Bagus Sidum mengamati istri Sultan yang sedang terbaring diperaduannya. Kemudian, meracik dedaunan serta akar pepohonan untuk dijadikan ramuan obat. Setelah itu, Bagus Sidum memohon kepada Yang Maha Kuasa agar terkabul yang menjadi maksudnya. Dengan ijin Allah SWT permohonan Bagus Sidum terkabul, kesehatan permaisuri Sultan Sabakingking berangsur-angsur membaik dan sembuh. Bukan main gembira hati Sultan, serta memuji keahlian Bagus Sidum dalam mengobati orang sakit. Tetapi, timbullah pertanyaan dalam hati Sultan, siapa sebenarnya Sidum itu. Karena itu, bertanyalah Sultan kepada Bagus Sidum :
Sultan Sabakingking  : “Nak! Coba jelaskan asal usulmu, siapa nama ayah serta kakekmu?”Mendengar pertanyaan Sultan, Bagus Sidum terkejut dan bingung. Akan berdusta bukan sifat kesatria, berkata jujur penyamaran akan terbuka. Tetapi, Bagus Sidum akhirnya menjelaskan keadaan sebenarnya. Kini Sultan Sabakingking lah yang kaget, tidak disangka bahwa pemuda dihadapannya itu masih saudaranya juga. Sebagai tanda terima kasih, Bagus Sidum dianugrahi sebilah keris bernama Kiai Arab dan seperangkat jubah, serta dinikahkan dengan putrinya. Konon kabarnya, hasil dari pernikahan dengan putri Sultan Sabakingking itu dikaruniai seorang putra yang kelak bergelar Demang Secayuda. Kelak Bagus Sidum mempunyai istri lagi serta dikaruniai seorang putra pula yang bernama Bagus Sander, yang bergelar Demang Wirayuda. Bagus Sidum sudah merasa cukup mengembara di daerah Banten, sehingga pada suatu hari Bagus Sidum mohon ijin kepada mertuanya untuk pulang ke Cisambeng. Dalam perjalanan pulang, Bagus Sidum mengalami beberapa kejadian. Tetapi, Bagus Sidum tetap berusaha untuk beramal baik bagi sesamanya.

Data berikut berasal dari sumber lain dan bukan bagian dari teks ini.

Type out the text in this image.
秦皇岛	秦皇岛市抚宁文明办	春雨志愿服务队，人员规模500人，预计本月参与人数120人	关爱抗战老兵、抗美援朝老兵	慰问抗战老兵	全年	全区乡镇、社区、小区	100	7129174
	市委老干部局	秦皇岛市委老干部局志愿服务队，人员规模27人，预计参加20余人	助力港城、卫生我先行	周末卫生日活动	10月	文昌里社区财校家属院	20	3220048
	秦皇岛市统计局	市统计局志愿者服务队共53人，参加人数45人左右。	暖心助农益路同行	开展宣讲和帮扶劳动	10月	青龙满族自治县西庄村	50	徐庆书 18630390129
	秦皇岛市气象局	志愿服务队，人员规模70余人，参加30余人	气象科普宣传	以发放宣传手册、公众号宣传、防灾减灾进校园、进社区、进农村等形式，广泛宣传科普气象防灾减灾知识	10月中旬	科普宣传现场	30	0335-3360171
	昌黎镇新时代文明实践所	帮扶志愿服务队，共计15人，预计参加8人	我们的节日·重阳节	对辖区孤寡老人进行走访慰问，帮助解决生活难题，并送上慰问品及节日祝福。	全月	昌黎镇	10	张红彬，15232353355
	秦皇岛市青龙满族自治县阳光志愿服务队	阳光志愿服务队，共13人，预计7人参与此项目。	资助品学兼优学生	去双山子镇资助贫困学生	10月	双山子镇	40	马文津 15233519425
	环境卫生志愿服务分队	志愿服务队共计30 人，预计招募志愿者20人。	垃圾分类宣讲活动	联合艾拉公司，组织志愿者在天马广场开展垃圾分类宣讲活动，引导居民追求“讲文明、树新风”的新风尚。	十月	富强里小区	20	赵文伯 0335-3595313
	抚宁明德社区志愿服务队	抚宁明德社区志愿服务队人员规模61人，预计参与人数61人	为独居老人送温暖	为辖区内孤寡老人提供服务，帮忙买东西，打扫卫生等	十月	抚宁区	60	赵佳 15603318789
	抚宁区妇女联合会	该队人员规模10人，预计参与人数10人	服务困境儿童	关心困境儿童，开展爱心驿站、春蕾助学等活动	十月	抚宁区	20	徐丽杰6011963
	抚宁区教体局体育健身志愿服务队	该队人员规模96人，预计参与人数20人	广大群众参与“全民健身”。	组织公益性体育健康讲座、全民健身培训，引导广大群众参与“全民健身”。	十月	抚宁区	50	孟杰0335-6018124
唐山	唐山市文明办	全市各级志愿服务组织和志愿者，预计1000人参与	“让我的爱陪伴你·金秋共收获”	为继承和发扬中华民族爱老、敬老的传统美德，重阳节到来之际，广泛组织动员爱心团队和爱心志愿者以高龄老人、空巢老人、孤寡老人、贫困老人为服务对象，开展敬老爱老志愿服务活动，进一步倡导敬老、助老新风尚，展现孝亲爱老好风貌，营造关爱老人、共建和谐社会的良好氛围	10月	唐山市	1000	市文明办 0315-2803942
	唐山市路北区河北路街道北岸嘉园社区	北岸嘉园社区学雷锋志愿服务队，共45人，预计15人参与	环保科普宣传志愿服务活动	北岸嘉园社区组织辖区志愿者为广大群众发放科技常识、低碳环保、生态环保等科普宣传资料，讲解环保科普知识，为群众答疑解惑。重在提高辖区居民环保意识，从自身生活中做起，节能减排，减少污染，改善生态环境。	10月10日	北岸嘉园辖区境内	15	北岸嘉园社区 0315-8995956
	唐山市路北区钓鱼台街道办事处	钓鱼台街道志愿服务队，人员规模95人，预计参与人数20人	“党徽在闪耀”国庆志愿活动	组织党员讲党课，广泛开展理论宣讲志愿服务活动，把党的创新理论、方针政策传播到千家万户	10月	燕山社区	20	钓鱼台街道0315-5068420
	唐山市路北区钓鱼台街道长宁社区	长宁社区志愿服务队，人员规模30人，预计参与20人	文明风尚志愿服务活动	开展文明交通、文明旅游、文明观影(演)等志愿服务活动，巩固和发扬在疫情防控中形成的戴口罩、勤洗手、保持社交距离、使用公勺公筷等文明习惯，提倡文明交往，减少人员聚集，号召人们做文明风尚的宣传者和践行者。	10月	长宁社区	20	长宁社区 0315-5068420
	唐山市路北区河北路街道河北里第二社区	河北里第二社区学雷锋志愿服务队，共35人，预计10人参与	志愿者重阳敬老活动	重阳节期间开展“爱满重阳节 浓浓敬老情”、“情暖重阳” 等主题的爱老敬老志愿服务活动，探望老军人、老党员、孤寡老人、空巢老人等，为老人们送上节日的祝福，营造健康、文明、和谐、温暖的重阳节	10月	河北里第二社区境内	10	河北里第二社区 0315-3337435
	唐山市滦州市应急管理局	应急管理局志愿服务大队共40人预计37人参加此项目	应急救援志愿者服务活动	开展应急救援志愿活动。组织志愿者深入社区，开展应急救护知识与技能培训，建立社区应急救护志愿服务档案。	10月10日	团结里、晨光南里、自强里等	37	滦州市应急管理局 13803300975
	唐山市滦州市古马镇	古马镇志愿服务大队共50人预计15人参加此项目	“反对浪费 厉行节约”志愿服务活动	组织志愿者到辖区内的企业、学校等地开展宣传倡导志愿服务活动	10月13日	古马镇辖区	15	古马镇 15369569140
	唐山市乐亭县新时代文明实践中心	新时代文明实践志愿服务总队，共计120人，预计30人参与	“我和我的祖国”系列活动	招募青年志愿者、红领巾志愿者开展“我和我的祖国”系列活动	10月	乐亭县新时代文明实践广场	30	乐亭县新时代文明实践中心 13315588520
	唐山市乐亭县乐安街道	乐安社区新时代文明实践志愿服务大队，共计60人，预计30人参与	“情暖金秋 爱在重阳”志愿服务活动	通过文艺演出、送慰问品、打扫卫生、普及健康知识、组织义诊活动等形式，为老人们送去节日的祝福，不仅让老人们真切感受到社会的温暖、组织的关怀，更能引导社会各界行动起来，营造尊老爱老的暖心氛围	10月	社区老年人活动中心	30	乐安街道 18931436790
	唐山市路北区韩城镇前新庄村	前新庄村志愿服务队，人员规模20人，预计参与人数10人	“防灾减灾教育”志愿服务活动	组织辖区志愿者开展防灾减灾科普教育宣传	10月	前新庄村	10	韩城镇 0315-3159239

INDRAMAYU HAMPIR BERDIRI, SUMUR SINDU SEDANG MENANTI Setelah beberapa hari, sampailah Bagus Sidum ke daerah Pagirikan (Indramayu_red), Bagus Sidum ma’fun bahwa kelak akan lewat seorang pemuda yang sedang mencari muara Cimanuk. Karena itu Bagus Sidum memulai kembali penyamarannya. Dia seperti kakek-kakek berkebun palawija disana. Dia ingin membantu pemuda tersebut, sebab Bagus Sidum sudah mendapat firasat bahwa pemuda itulah yang akan mendirikan sebuah negeri di daerah tersebut. Kiranya benar juga firasat Bagus Sidum, karena setelah beberapa minggu kemudian lewatlah Pemuda Bagelen yaitu Pangeran Wiralodra sedang mencari Muara Cimanuk. Muara Cimanuk telah terlewati, tetapi Wiralodra belum menemukannya. Wiralodra bingung, Dia tersesat di daerah Pagirikan. Tiba-tiba terlihatlah sebidang kebun dengan gubug ditengah-tengahnya, bukan main girang hati Wiralodra, apalagi diluar gubug terlihat pemilik kebun sedang menyiangi rumput disekitarnya.
“assalamu’alaikum”, salam Wiralodra kepada Bagus Sidum “walaikumsalam”, sambut Bagus Sidum sambil mempersilahkan masuk kepada tamunya. Setelah saling mengenalkan diri, Bagus Sidum pun menghidangkan hasil kebunnya. Akhirnya Wiralodra pun bertanya:Wiralodra  : “Kek,  saya  ini  tersesat,  saya  sedang menca Muara  Cimanuk,  tetapi telah   berbulan-bulan belum juga saya temukan. Tolonglah, Kek! Tunjukkan dimana   letak Muara Cimanuk itu?
Bagus Sidum     : “Mengapa jauh dari tanah Wetan mencari Muara Cimanuk?”.
Wiralodra    : “Saya  mendapat  firasat,  supaya mendirikan  negeri di Muara Cimanuk, tetapi   saya sendiri belum tahu tempat itu”.
BagusSidum   : “begini   saja,   nak!   Kamu   pulang  kembali   ke  arahselatan,  apabila  nanti   menemukan  seekor  kijang,  turuti  kijang  tersebut.   Bila   kijang   hilang dari   pandanganmu, disitulah Muara Cimanuk”.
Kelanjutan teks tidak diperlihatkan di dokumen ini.